After Joe Sims preached for the congregation for a while, Harris McCaleb became the preacher. He was later followed by John Neff, then Robert Argersinger. After that John Cowart from the Timberlane church came from Tallahassee each week to preach and teach until a new preacher could be hired. Harold King started on January 1, 1992 and would retire in 2005 rather than leaving. The Kings had come from a long tenure in Bainbridge and had three grown children.
Russell Register served as Treasurer during these years. The church was guided through business meetings of the men in the congregation, with most of the men taking turns as president. Occasionally the congregation would have a guest speaker come for a gospel meeting.

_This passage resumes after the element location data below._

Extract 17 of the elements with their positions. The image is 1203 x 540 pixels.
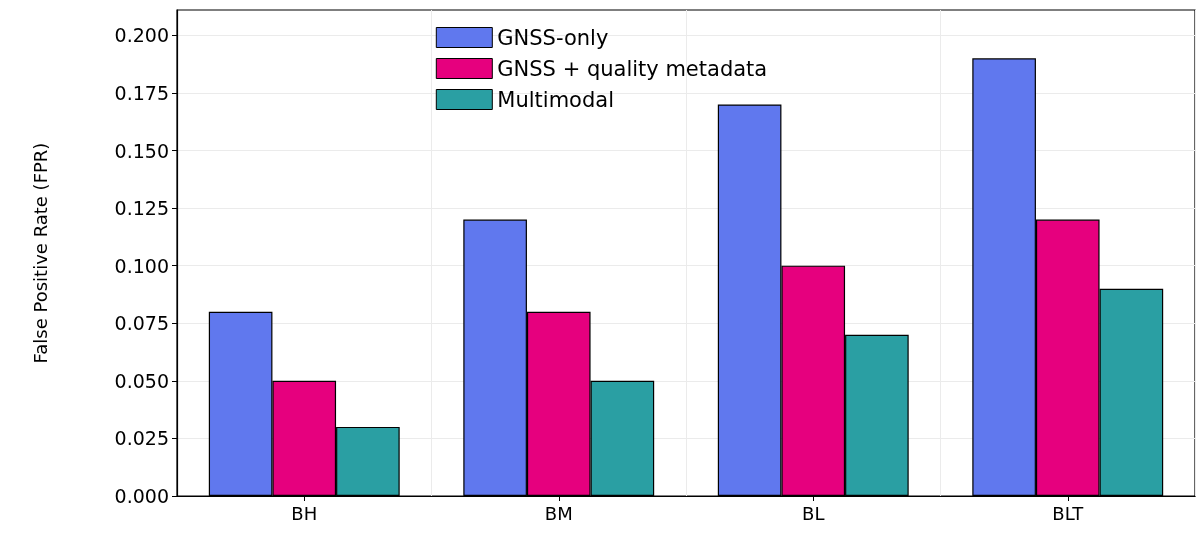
y-tick-label: 0.175 bbox=[114, 81, 169, 104]
y-tick-label: 0.100 bbox=[114, 254, 169, 277]
y-tick-label: 0.025 bbox=[114, 427, 169, 450]
legend-label: Multimodal bbox=[497, 87, 614, 112]
x-tick-label: BM bbox=[544, 502, 573, 524]
x-tick-label: BL bbox=[802, 502, 825, 524]
y-axis-title: False Positive Rate (FPR) bbox=[29, 142, 51, 364]
y-tick-label: 0.050 bbox=[114, 369, 169, 392]
x-tick-label: BH bbox=[291, 502, 318, 524]
y-tick-label: 0.075 bbox=[114, 312, 169, 335]
legend-label: GNSS-only bbox=[497, 25, 609, 50]
y-tick-label: 0.125 bbox=[114, 197, 169, 220]
y-tick-label: 0.000 bbox=[114, 485, 169, 507]
y-tick-label: 0.200 bbox=[114, 24, 169, 47]
legend-label: GNSS + quality metadata bbox=[497, 56, 768, 81]
y-tick-label: 0.150 bbox=[114, 139, 169, 162]
x-tick-label: BLT bbox=[1052, 502, 1085, 524]
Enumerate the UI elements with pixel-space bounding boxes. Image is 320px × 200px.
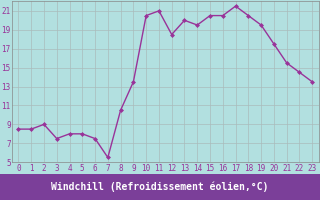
Text: Windchill (Refroidissement éolien,°C): Windchill (Refroidissement éolien,°C) — [51, 182, 269, 192]
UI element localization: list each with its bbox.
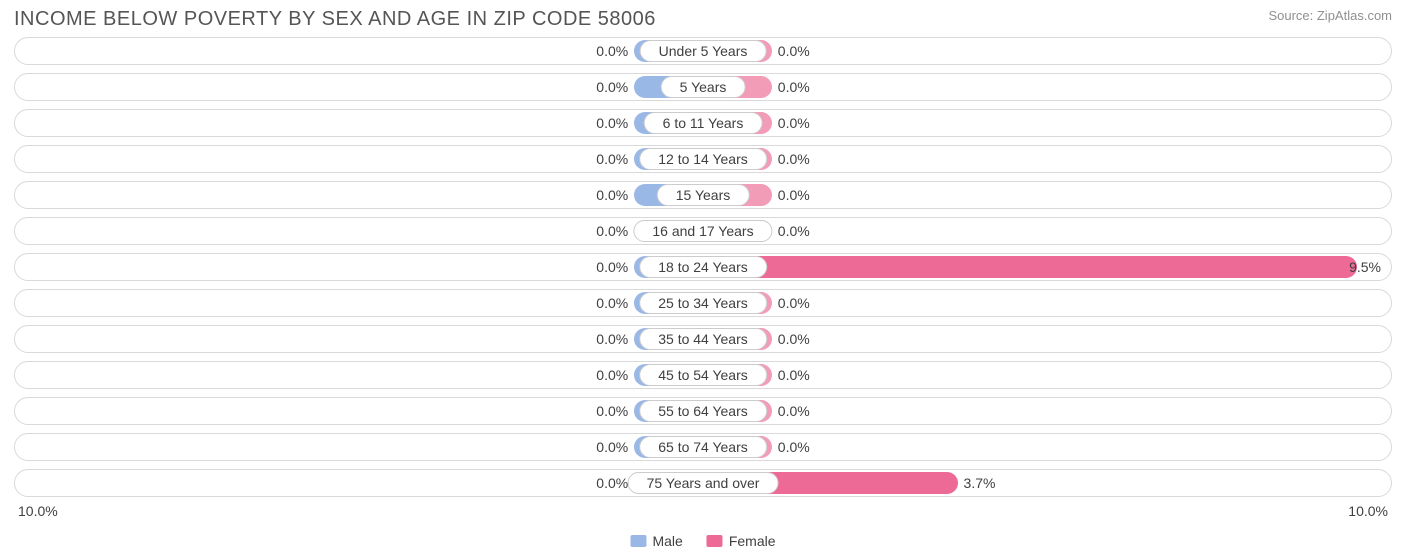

After heart trouble and a stroke, Brother King had a long period of recuperation. During that time, men from the Timberlane church of Christ in Tallahassee came and preached on a rotation basis, coordinated by John Cowart, who was by this time an elder at Timberlane. Brother King decided to retire and allow the congregation to look for a new pulpit minister. The congregation raised enough for Harold and Judy King to put a down payment on a home, and the couple remained in Cairo.
Stefano Mugnaini, a Freed-Hardeman graduate from Jacksonville, Florida, took the pulpit in June of 2005, also his first. His wife, Shelli, an RN went to work in local hospitals. During this time the church was strengthened in its organization and energy for outreach. After much study the congregation identified three elders in May of 2006: Johnny Hurst, Harold King, and Alan Kaye. The first elders meeting was at breakfast on May 29 (Memorial Day) at Burger King, because most restaurants were closed. In July of 2006 the congregation held its first VBS in nearly 20 years, assisted greatly by the teenage youth group from Cordova, Tennessee, with a total attendance of 82 children and adults on the last night. Stefano and Shelli stayed until April of 2007, when they moved to Charleston, South Carolina.
At age 22, Art Ray Wilson came to Cairo in 2008 from Mountain View, Arkansas. His brother Keith, who was still in high school at the time, came with him, and they brought their grandmother, Willa Mae Brooks. A graduate of the Memphis School of Preaching, Art came well prepared and has done some excellent work in building up the church since the time of his arrival.
In 2009 Keith left for college, and on March 20, 2010, Art married Amy Stewart of Moultrie. Things are going well, and Art is doing a lot to help the congregation's outreach effort.
In May of 2014, William Hester of Pinson, AL, will begin preaching for the congregation.
While the congregation has never been very large, it is still very much alive and well, with the potential for a bright future ahead. The members are reaching out to others who would like to worship with the church.